The first destination for the 1.2 million Mainland Chinese arriving in LA is the Beverly Center in West Hollywood whose 100 stores rival, if not surpass, those on Rodeo Drive. The Beverly Center supports LA’s “China Ready” program, which calls for businesses in the hospitality industry to employ Mandarin speakers, translate all promotional offers and informational materials into Chinese and accept China’s UnionPay credit cards.
During the Lunar New Year holiday the Beverly Center receives up to 50 buses a day packed with recently arrived Chinese ready to spend money. Five Mandarin speaking “brand ambassadors” use Weibo and WeChat to communicate with tour leaders before the buses even arrive. Since many Chinese only have an hour or so to shop, special concierges will escort shoppers to Apple, Louis Vuitton, Balenciaga and other stores they desire.
“We know from studying who walks through our doors that Chinese spend four times more than the average tourist,” explains Susan Vance, the Beverly Center’s director of marketing and sponsorship. “Often they buy multiple items of the same product and spend well into the six figures.”
Big spenders are immediately rewarded with red envelope gift cards, $50 for every $1,000 spent and $25 for a $500 purchase.
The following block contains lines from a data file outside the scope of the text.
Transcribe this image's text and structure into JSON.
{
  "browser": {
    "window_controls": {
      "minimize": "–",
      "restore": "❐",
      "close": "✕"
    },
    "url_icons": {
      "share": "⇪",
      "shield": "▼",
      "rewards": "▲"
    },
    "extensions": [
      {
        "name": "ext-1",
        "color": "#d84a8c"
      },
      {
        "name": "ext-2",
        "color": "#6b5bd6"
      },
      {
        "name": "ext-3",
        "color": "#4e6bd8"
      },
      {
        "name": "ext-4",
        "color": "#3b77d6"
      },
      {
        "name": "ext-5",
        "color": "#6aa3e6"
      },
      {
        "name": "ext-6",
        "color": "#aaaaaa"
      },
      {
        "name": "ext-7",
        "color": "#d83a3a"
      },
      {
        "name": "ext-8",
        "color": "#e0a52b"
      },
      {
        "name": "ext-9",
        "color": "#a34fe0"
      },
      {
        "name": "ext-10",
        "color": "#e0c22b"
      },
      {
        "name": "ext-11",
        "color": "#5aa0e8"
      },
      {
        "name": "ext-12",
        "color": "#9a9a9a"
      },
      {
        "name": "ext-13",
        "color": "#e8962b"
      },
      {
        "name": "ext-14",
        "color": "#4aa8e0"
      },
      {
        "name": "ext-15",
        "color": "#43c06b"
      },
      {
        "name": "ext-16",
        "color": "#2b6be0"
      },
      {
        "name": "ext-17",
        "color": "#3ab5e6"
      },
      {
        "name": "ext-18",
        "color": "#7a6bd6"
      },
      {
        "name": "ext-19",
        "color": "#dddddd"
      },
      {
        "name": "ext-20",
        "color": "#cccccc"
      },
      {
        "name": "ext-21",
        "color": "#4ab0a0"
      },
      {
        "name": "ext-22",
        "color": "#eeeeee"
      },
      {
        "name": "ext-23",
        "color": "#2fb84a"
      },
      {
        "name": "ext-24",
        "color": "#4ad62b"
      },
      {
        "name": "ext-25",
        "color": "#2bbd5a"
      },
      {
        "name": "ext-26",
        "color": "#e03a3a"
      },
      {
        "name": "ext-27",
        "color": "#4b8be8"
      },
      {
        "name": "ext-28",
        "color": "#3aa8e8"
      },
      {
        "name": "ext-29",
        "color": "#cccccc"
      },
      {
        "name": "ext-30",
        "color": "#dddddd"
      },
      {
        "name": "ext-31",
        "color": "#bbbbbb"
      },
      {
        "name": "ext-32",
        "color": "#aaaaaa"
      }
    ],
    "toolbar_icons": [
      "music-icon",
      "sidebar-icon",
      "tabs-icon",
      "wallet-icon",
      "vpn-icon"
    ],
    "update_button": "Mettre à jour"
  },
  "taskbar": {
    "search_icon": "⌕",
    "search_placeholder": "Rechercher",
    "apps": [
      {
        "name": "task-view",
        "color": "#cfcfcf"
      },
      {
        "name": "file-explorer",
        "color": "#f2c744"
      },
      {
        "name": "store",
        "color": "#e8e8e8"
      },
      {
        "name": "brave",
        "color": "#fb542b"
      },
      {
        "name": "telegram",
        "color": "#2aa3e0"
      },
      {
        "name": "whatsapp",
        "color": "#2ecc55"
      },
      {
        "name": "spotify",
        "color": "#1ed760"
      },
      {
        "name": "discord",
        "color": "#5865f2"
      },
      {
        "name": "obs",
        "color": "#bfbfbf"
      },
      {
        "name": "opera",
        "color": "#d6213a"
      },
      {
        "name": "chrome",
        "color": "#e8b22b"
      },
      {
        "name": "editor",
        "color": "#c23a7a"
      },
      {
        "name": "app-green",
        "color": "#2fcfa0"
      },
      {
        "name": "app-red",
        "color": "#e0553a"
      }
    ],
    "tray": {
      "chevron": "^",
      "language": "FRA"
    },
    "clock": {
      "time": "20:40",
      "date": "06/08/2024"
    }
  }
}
The Beverly Center makes extensive use of Chinese social media and is regularly attends the ITB Travel Trade Show in Shanghai. Its savviest move, however, is establishing friendships with Chinese students at UCLA and USC, who bring their parents shopping when they visit Los Angeles.
A wide array of businesses employ “China Ready” programs. Universal Studios offers Mandarin tours of its sound stages and movie sets. The Getty Museum experienced a noticeable increase in Chinese arrivals after it offered basic Mandarin instruction to its docents and began distributing Chinese language maps and audio guides.
Wealthy people on holiday appreciate a bargain, which is why the Lunar New Year period is the busiest time of the year for the Desert Hills Premium Outlets. Why would busloads of Chinese drive into the Sonora Desert 88 miles east of Los Angeles? Probably not for the Lion Dance. It’s because brand name items like Jimmy Choo high heels and Michael Kors watches sell for 25 to 60% off already discounted prices.
Despite being a country where only10% of the population have passports, China ranks as the world’s leading outbound travel market. But even without overseas visitors Chinese New Year already is a major event in Southern California, where tens of thousands of people spend the week eating Taiwan pineapple cakes and giving red envelopes called hongbao stuffed with cash to friends and relatives.
It’s not unusual for one country to embrace the holidays of another. Largely for commercial reasons, Christmas is widely celebrated in China despite President Xi Jinping’s admonition that party members must be “unyielding Marxist atheists.” But California’s acceptance of Chinese New Year has been rapid, overwhelming and color coordinated in red and gold.